So first off, as the other replies have pointed out, running two copies of your app to avoid Heroku's limits violates their ToS, which may not be a great idea.
There is, however, some good news. For starters (from Heroku's docs):
The dyno manager will restart your dyno and log an R15 error if the memory usage of a:
- free, hobby or standard-1x dyno reaches 2.5GB, five times its quota.
As I understand it, despite the fact that your dyno has 512mb of actual RAM, it'll swap out to 5x that before it actually restarts. So you can go beyond 512mb (as long as you're willing to pay the performance penalty for swapping to disk, which can be severe).

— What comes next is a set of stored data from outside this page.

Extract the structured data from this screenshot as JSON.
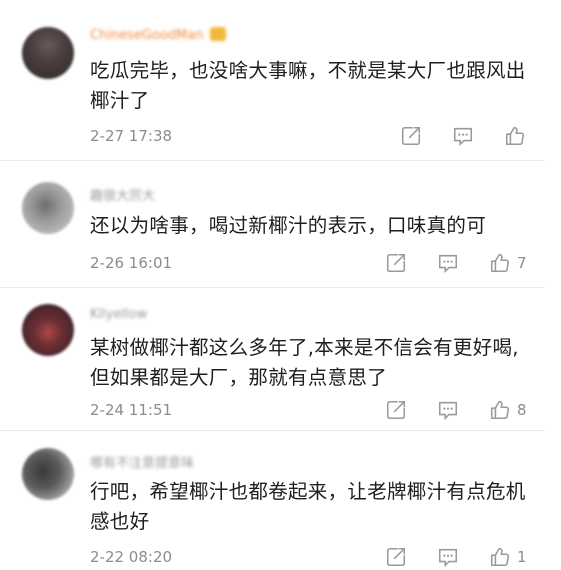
{
  "colors": {
    "accent": "#f08a3c",
    "text": "#1e1e1e",
    "muted": "#8c8c8c",
    "icon": "#9a9a9a"
  },
  "comments": [
    {
      "username": "ChineseGoodMan",
      "vip": true,
      "text": "吃瓜完毕，也没啥大事嘛，不就是某大厂也跟风出椰汁了",
      "time": "2-27 17:38",
      "likes": ""
    },
    {
      "username": "趣很大厉大",
      "vip": false,
      "text": "还以为啥事，喝过新椰汁的表示，口味真的可",
      "time": "2-26 16:01",
      "likes": "7"
    },
    {
      "username": "Kllyellow",
      "vip": false,
      "text": "某树做椰汁都这么多年了,本来是不信会有更好喝,但如果都是大厂，那就有点意思了",
      "time": "2-24 11:51",
      "likes": "8"
    },
    {
      "username": "哪有不注意提意味",
      "vip": false,
      "text": "行吧，希望椰汁也都卷起来，让老牌椰汁有点危机感也好",
      "time": "2-22 08:20",
      "likes": "1"
    }
  ]
}
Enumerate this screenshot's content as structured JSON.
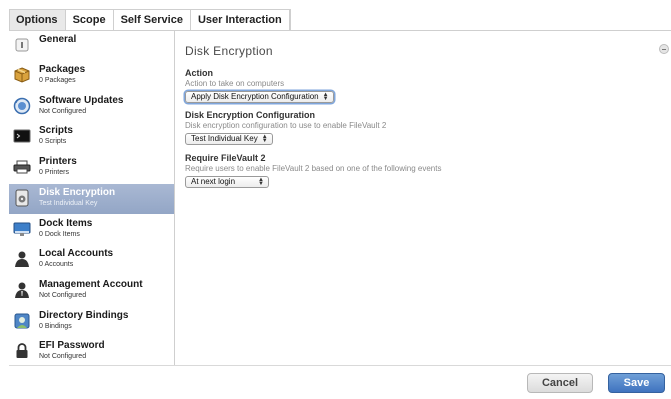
{
  "tabs": [
    {
      "label": "Options"
    },
    {
      "label": "Scope"
    },
    {
      "label": "Self Service"
    },
    {
      "label": "User Interaction"
    }
  ],
  "sidebar": {
    "items": [
      {
        "title": "General",
        "sub": "",
        "icon": "general-icon"
      },
      {
        "title": "Packages",
        "sub": "0 Packages",
        "icon": "package-icon"
      },
      {
        "title": "Software Updates",
        "sub": "Not Configured",
        "icon": "software-update-icon"
      },
      {
        "title": "Scripts",
        "sub": "0 Scripts",
        "icon": "terminal-icon"
      },
      {
        "title": "Printers",
        "sub": "0 Printers",
        "icon": "printer-icon"
      },
      {
        "title": "Disk Encryption",
        "sub": "Test Individual Key",
        "icon": "disk-encryption-icon"
      },
      {
        "title": "Dock Items",
        "sub": "0 Dock Items",
        "icon": "dock-icon"
      },
      {
        "title": "Local Accounts",
        "sub": "0 Accounts",
        "icon": "user-icon"
      },
      {
        "title": "Management Account",
        "sub": "Not Configured",
        "icon": "admin-user-icon"
      },
      {
        "title": "Directory Bindings",
        "sub": "0 Bindings",
        "icon": "directory-icon"
      },
      {
        "title": "EFI Password",
        "sub": "Not Configured",
        "icon": "lock-icon"
      }
    ]
  },
  "main": {
    "title": "Disk Encryption",
    "action": {
      "label": "Action",
      "desc": "Action to take on computers",
      "value": "Apply Disk Encryption Configuration"
    },
    "config": {
      "label": "Disk Encryption Configuration",
      "desc": "Disk encryption configuration to use to enable FileVault 2",
      "value": "Test Individual Key"
    },
    "filevault": {
      "label": "Require FileVault 2",
      "desc": "Require users to enable FileVault 2 based on one of the following events",
      "value": "At next login"
    }
  },
  "footer": {
    "cancel_label": "Cancel",
    "save_label": "Save"
  },
  "colors": {
    "selected_item": "#9cadcb",
    "save_button": "#4a7fc8"
  }
}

Further to that, Heroku bills by the second and allows you to scale your dyno formation up and down as needed. This is fairly easy to do within your own app by hitting the Heroku API – I see that you've tagged this with NodeJS so you might want to check out:
Both of these modules allow you to scale up and down your formation of dynos — with a simple heuristic (say, always have a spare 1X dyno running), you could add capacity while you're processing a request, and get rid of the spare capacity when api requests aren't running. Given that you're billed by the second, this can end up being very inexpensive; 1X dynos work out to something like 5¢ an hour to run. If you end up running extra dynos for even a few hours a day, it's a very, very small cost to you.
Finally: there are also 3rd party services such as Adept and Hirefire (two random examples from Google, I'm sure there are more) that allow you to automate this to some degree, but I don't have any experience with them.